The “Big Tent,” a collaborative community art project between Wake Forest students and local high school students, was set up on Wake Forest’s Reynolda Campus for the first time on March 27 outside the Z. Smith Reynolds Library.
The tent event was held as a part of the University’s yearlong Faces of Courage celebration. Student groups came together to showcase the tent and to encourage their peers to think about diversity and identity on campus through art. Some of the projects and activities around the Big Tent included:
Members of Delta Xi Phi, Wake Forest’s multicultural sorority, helped students mix paints to create colors to match their skin tone. “We wanted to show that skin color is not just black or white. You might need to add a little yellow, purple or red,” senior sociology major Jessica Smith said.

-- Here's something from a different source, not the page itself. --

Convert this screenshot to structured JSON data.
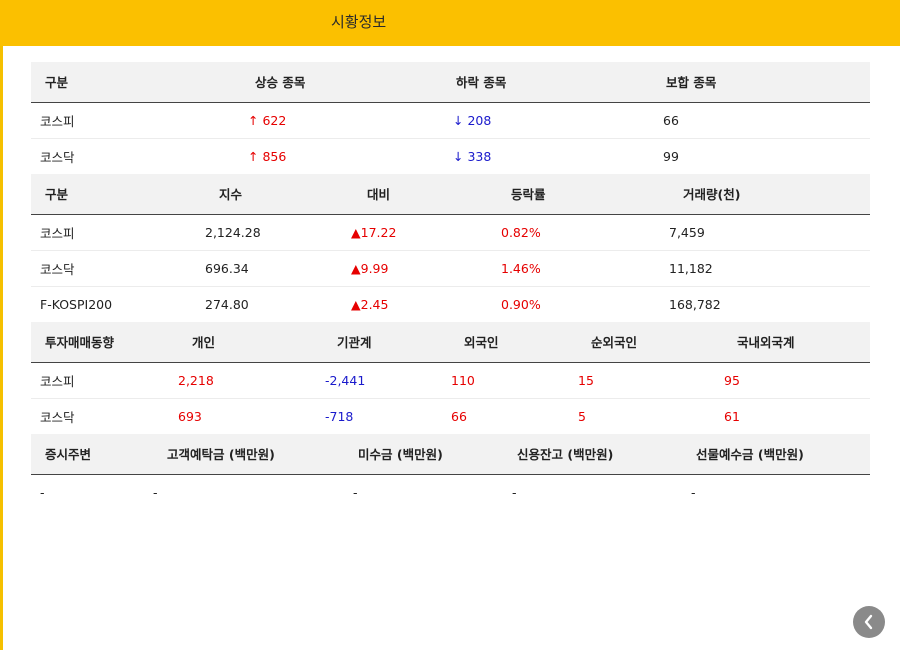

Senior religion major Sarah Hinshelwood, a member of Delta Xi Phi, passed out slips of paper to students at the event and asked them to write down what makes them unique. She then connected the individual pieces to make a chain, showing that our differences can connect us.
“Ambiguity in Race: The Haziness of Social Lines” by senior anthropology major De’Noia Woods and first-year student Tai Hensley uses photographs to deconstruct ideas about race. “It addresses the concept of being mixed race and being stereotypes because of a small feature, like a nose or mouth,” Hensley explained.
Music brings people together
Gerson Lanza, a senior history major, and Lee Gan, a sophomore finance major, perform tap steps as members of the Setting the Groove Tap Dancing Club. The club represents how it is not only race and ethnicity that make students unique, but also their diverse interests and talents.
Stereotypes can break people
“Unraveling” by senior biology major Mary Alyce McCullough and Mt. Tabor High School student Jon Cunningham is made from wire, fabric and windows. The piece deals with stereotypes of culture, ethnicity and race. The broken windows represent the violence that can come as a result of racism. The fabric represents the assumptions that can contribute to race relations.